Michael O’Leary : « S’il veut m’appeler un idiot... »

Michael O’Leary a minimisé ces attaques lors d’une conférence de presse tenue mercredi à Dublin.

« S’il veut m’appeler un idiot, il ne serait ni le premier ni le dernier », a-t-il déclaré, selon la BBC. Il a ajouté que si ces propos contribuaient à stimuler les ventes de Ryanair, il pourrait être insulté « toute la journée, tous les jours ».

Le dirigeant a précisé que l’ajout du service Wi-Fi de Starlink à la flotte de Ryanair représenterait un coût d’environ 250 M$ par année, incluant les dépenses supplémentaires en carburant, tout en indiquant que la compagnie demeurait ouverte à un investissement.


Une prise de contrôle est impossible

« Ryanair serait ouverte à un investissement de la personne la plus riche au monde, mais une prise de contrôle est impossible en vertu des règles de l’Union européenne limitant la propriété étrangère des compagnies aériennes », a fait valoir Michael O’Leary.

Il a rappelé que Ryanair est une société cotée en Bourse et qu’Elon Musk « est libre d’acheter des actions à tout moment ».

Les règles de l’Union européenne exigent que les compagnies aériennes soient détenues majoritairement par des citoyens de l’Union européenne, de la Suisse, de la Norvège, de l’Islande ou du Liechtenstein, tel que prévu par le Parlement européen.


Un impact (positif !) sur les ventes de billets

Michael O’Leary a également indiqué que cette querelle publique, qu’il a qualifiée de « crise de colère sur Twitter » de la part d’Elon Musk, avait contribué à une hausse des ventes de billets.

« Elles sont en hausse d’environ deux à trois pour cent au cours des cinq derniers jours, ce qui, compte tenu de nos volumes, représente une augmentation très significative », a-t-il affirmé aux médias.


Les services de Starlink jugés trop coûteux

Le PDG de Ryanair a enfin précisé que la compagnie avait discuté avec Starlink pendant environ un an dans le cadre d’une évaluation du Wi-Fi à bord, mais avait finalement jugé le service trop coûteux.

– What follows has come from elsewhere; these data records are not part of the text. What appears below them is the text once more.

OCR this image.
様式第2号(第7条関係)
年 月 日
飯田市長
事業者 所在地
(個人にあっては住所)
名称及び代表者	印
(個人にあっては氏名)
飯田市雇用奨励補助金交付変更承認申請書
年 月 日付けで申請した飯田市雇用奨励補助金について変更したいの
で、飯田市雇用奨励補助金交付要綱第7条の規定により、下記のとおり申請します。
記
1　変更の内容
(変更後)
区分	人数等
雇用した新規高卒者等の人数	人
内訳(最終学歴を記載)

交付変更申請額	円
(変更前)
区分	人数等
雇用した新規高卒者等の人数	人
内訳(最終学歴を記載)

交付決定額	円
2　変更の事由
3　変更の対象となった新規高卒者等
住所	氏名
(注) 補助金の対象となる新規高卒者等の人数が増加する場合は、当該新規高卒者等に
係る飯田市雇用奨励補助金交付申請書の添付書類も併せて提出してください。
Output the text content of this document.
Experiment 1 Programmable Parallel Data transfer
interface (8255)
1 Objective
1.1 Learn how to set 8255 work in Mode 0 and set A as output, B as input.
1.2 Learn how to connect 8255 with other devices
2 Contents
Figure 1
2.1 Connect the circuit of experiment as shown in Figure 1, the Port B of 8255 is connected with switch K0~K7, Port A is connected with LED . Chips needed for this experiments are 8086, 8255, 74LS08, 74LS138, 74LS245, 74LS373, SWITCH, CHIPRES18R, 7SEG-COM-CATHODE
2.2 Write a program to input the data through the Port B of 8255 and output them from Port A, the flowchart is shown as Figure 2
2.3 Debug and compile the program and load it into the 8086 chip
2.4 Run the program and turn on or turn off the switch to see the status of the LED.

Selon lui, Ryanair recherchait un fournisseur prêt à assumer les coûts d’installation, et un désaccord important subsistait quant à la demande des passagers.

« Les représentants de Starlink estiment qu’environ neuf pour cent de nos passagers seraient disposés à payer pour le Wi-Fi. De notre côté, notre expérience nous indique que la proportion de passagers prêts à payer pour ce service demeure trop faible », a-t-il déclaré, ajoutant qu’Elon Musk ne connaissait « rien » au transport aérien.